On Sep 7, 7:03*pm, Jim Lux wrote:
K1TTT wrote:
On Sep 6, 11:41 pm, Art Unwin wrote:
On Sep 6, 2:00 pm, Roy Lewallen wrote:


On 9/6/2010 8:59 AM, K1TTT wrote:
magnetic coupling to the stream seems kind of odd, but it appears to
work for him. *i wonder what happens if you go qro? *i would expect
some heating of the water and maybe even some ionization or corona
that might cause instability in the stream. *i would also guess the
tuning would be difficult in high winds.
Wind would seem to be a weak point. The top of the conductive stream
would dissipate at different heights depending on the wind velocity, so
a gusty wind would be constantly altering the effective antenna length.
Roy Lewallen, W7EL
Part of the speal given talked about the scarecity of real estate for
the many antennas on ships! Why don't they use non frequency dependent
antennas so antennas can be shared, especially when in combat? And
what do submarines use for antennas
when in the stealth mode?


i would tell you, but then i would have to kill you!


Naahhh.. everyone knows they drag an insulated wire, which is why NEC
was updated some years ago to handle insulated wires in a conductive medium.

Now.. when their periscope is up, indeed, there's a lot of special stuff
that goes into shared apertures. *Look to the work of Jaumann in WWII..

And with sharing apertures.. it's not so much non-frequency dependent
radiators that is the problem, it's isolation between the Tx and Rx.
Multimegawatt pulses from your radar tend to raise cain with your
sensitive receiver, even if your diplexer does have 100dB isolation.

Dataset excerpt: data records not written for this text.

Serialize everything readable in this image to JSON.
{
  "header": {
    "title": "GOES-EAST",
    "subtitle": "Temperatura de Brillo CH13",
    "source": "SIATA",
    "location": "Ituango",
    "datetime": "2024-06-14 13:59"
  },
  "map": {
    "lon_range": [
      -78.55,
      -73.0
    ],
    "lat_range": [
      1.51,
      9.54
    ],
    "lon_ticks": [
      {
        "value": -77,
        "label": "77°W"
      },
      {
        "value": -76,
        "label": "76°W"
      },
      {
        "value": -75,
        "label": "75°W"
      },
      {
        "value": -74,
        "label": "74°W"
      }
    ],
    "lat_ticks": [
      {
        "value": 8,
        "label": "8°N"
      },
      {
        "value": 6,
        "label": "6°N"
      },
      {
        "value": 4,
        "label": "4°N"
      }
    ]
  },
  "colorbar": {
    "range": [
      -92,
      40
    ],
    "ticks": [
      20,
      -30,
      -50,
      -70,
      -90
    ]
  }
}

Finally, it is challenging to make something that can efficiently
radiate at a frequency while not reflecting that same frequency (i.e.
re-radiating). *Brings a whole new meaning to "match at the feedpoint"
when your RCS has to be a tiny, tiny fraction of the physical size.
(for reference, the RCS of a resonant dipole with shorted feed is about
0.2 lambda^2)


As it happens I bought a nuclear submarine radio transmitter with only
a few hours on it. It is a tube version so I assume the reason that it
saw so little service was when they determined solid state was not an
issue. Just for kicks today I put together 3 rolls of 50 conductor
tape in series without unrolling them so the assembly was about 12
inches tall and 8 inches dia where as the antenna on the tower is
about the size of a bow and arrow target and good for all bands
without being frequency sensitive. Now the quick and dirty one was
really 50 wires in parallel placed in series with end fed on two
outside wires. Now it was only good down to and including 20 metres
while sitting on the table next to the radio in a very cluttered shack
with lots of equipment and on top of that it had no shield so you
can't hang your hat on those results because of proximetry effect and
other short cuts taken and yet the non frequency side of it is fully
evident. So for a submarine or a ship in combat the long wire would
leave an observable trace even when below the surface as the long wire
will rise.
Same goes for ships that have radiators in the double or triple
figures where when damaged control can be transfered to other non
frequency sensitive antennas. I served in the Army so I have little
knoweledge as to what goes on in the Navy and thus the question posed.
Certainly such a antenna would be a lot more stealth like than the
water jet stream proposed on U tube or even a long wire leaving a
trail on the surface for aircraft to zero upon.